Let $$F\left( x \right)={{\left( f\left( x \right)-\lambda g\left( x \right) \right)}^{2}}\ge 0$$,

Where $$\lambda$$, is real number. Then

$$\int\limits_{a}^{b}{{{\left( f\left( x \right)-\lambda g\left( x \right) \right)}^{2}}}.dx\ge 0$$,

$$\int\limits_{a}^{b}{{{f}^{2}}\left( x \right)-2\times f\left( x \right)\times \lambda g\left( x \right)+{{\lambda }^{2}}{{g}^{2}}\left( x \right)}.dx\ge 0$$,

$$\int\limits_{a}^{b}{{{f}^{2}}\left( x \right).dx-2\lambda \int\limits_{a}^{b}{{}}f\left( x \right)g\left( x \right).dx+{{\lambda }^{2}}\int\limits_{a}^{b}{{}}{{g}^{2}}\left( x \right)}.dx\ge 0$$,

Therefore, discriminant is non positive, i.e., $${{B}^{2}}-4AC\le 0$$,

$$4{{\left( \int\limits_{a}^{b}{f\left( x \right)g\left( x \right).dx} \right)}^{2}}\le 4\int\limits_{a}^{b}{{{f}^{2}}\left( x \right).dx\int\limits_{a}^{b}{{{g}^{2}}\left( x \right)}.dx}$$,

Hence

$$\left| \int\limits_{a}^{b}{f\left( x \right)g\left( x \right).dx} \right|\le \sqrt{\left( \int\limits_{a}^{b}{{{f}^{2}}\left( x \right).dx} \right)\left( \int\limits_{a}^{b}{{{g}^{2}}\left( x \right).dx} \right)}$$.

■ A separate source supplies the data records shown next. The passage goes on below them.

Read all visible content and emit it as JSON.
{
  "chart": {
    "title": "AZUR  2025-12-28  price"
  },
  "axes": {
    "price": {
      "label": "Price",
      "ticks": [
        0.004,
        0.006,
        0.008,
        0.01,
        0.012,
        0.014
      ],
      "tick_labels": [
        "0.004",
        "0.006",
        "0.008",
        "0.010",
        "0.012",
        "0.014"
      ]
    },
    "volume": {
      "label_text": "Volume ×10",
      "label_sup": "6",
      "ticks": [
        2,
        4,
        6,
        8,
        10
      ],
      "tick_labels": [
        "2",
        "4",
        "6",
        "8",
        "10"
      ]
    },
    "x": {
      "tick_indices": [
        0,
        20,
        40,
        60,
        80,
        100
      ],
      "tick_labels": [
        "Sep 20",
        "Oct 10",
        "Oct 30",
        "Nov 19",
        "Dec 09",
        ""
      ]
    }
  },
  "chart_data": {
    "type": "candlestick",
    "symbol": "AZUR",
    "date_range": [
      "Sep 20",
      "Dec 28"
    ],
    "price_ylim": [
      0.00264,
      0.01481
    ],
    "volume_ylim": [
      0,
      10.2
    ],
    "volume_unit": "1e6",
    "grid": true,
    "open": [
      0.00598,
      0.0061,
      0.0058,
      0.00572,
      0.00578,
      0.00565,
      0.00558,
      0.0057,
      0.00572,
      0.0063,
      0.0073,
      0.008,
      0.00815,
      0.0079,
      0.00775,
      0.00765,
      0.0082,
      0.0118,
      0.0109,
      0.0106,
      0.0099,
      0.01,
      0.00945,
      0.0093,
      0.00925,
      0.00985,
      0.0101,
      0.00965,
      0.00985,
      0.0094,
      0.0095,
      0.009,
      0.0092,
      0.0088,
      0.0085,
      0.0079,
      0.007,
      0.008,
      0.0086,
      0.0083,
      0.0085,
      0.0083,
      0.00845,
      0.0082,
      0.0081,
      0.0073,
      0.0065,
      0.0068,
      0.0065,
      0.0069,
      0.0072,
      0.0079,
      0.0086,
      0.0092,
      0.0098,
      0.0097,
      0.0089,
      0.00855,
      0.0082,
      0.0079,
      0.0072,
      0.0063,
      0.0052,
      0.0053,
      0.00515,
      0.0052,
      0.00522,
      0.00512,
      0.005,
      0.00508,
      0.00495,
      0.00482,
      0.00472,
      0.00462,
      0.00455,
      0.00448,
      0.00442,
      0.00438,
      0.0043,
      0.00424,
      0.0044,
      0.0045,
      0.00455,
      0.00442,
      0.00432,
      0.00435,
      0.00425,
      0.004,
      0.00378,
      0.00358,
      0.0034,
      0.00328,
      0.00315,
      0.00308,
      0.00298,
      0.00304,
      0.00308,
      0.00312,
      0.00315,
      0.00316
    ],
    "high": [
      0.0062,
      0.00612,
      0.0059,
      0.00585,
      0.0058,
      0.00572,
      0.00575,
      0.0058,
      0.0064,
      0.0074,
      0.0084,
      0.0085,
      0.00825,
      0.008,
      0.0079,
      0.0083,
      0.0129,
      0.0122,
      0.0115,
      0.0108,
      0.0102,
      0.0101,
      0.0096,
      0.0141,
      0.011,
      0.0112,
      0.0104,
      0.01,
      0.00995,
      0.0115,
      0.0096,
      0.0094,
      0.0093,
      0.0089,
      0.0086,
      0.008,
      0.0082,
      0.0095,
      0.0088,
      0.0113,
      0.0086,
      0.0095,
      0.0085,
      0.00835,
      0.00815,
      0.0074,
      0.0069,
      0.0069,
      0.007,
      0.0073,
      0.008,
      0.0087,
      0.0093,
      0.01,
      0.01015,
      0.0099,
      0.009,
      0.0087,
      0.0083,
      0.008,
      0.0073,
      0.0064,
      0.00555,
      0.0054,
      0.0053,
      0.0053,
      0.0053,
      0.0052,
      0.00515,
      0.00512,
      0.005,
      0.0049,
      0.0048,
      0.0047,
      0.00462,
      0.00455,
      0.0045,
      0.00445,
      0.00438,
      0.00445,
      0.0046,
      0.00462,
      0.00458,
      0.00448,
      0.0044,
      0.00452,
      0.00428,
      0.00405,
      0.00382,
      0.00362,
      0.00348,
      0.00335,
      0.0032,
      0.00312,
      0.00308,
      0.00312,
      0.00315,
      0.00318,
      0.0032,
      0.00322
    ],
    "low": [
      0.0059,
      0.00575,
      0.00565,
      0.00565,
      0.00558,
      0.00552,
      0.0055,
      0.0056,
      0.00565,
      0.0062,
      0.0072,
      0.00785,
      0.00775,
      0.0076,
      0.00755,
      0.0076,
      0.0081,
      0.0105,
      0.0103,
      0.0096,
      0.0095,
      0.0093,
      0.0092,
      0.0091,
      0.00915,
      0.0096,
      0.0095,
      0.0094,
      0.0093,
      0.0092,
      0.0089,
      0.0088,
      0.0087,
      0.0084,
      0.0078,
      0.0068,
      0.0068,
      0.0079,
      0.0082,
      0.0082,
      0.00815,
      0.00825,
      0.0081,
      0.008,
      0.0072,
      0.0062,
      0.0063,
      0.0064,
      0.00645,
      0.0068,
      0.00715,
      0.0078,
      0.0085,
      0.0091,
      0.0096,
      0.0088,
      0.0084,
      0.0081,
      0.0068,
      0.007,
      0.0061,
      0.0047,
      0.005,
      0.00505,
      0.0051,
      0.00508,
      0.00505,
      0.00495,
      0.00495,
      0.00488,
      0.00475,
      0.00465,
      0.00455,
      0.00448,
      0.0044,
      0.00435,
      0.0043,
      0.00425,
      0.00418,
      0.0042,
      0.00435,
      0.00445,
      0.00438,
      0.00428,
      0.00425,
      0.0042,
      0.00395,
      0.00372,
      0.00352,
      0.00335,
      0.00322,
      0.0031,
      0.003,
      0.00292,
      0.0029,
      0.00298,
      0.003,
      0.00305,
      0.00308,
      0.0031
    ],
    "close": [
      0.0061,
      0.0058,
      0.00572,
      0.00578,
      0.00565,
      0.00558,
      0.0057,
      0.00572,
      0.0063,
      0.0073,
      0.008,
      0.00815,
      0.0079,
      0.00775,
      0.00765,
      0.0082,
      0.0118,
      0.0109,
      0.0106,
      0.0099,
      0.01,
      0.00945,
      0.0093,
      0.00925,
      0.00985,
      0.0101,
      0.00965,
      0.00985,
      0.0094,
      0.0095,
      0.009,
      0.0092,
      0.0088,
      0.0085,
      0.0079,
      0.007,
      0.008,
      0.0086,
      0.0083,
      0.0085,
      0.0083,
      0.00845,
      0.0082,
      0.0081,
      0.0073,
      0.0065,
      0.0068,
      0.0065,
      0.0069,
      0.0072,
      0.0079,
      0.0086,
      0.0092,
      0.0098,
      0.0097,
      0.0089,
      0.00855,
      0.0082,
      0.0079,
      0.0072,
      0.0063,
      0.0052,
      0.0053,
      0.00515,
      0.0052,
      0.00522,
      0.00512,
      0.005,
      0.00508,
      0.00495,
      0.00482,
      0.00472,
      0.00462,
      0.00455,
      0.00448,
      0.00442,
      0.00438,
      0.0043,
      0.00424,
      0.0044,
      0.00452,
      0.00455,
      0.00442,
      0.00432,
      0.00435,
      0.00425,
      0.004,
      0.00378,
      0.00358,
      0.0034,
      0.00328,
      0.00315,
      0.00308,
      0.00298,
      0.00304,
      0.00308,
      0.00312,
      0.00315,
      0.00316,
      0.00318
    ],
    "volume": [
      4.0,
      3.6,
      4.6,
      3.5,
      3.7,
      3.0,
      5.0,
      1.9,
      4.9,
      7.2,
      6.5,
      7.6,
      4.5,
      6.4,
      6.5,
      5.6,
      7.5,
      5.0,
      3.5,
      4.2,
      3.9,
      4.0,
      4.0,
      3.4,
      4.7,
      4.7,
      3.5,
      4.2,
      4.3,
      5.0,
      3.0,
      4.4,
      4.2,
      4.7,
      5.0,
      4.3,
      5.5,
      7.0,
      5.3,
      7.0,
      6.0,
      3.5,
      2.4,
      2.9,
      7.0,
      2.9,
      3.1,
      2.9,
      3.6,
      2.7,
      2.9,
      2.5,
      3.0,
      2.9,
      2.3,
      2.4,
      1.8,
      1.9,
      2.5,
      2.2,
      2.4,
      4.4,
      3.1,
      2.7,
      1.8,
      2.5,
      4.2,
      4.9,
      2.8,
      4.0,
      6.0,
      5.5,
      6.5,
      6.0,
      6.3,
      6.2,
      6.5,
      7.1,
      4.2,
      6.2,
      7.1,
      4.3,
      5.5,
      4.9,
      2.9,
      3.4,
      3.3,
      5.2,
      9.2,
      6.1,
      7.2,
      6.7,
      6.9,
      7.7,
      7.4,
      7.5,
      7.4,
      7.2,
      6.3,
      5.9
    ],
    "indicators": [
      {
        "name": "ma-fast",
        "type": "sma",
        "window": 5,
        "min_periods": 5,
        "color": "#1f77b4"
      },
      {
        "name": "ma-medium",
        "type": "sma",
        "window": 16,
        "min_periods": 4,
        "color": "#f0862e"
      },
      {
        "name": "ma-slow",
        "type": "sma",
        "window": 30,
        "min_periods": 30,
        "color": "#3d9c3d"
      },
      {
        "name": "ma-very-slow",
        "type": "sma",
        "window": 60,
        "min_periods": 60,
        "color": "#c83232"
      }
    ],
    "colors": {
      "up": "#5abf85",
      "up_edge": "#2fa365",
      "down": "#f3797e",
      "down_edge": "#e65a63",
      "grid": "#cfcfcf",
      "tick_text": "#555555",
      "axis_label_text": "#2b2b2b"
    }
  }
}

Example: find the value of  $$\int\limits_{0}^{1}{\sqrt{\left( 1+x \right)\left( 1+{{x}^{3}} \right)}.dx}$$,

Solution:

$$\int\limits_{0}^{1}{\sqrt{\left( 1+x \right)\left( 1+{{x}^{3}} \right)}.dx}$$,

$$\int\limits_{0}^{1}{\sqrt{\left( 1+x \right)\left( 1+{{x}^{3}} \right)}.dx}\le \sqrt{\left( \int\limits_{0}^{1}{\left( x+1 \right)dx} \right)\left( \int\limits_{0}^{1}{\left( \ \ \ \ \ \ \ \ 1+{{x}^{3}} \right)dx} \right)}$$,

$$=\sqrt{{{\left( x+\frac{{{x}^{2}}}{2} \right)}_{0}}^{1}{{\left( x+\frac{{{x}^{4}}}{4} \right)}_{0}}^{1}}$$,

$$=\sqrt{\left( 1+\frac{{{1}^{2}}}{2} \right)\left( 1+\frac{{{1}^{4}}}{4} \right)}$$,

$$=\sqrt{\frac{15}{8}}$$.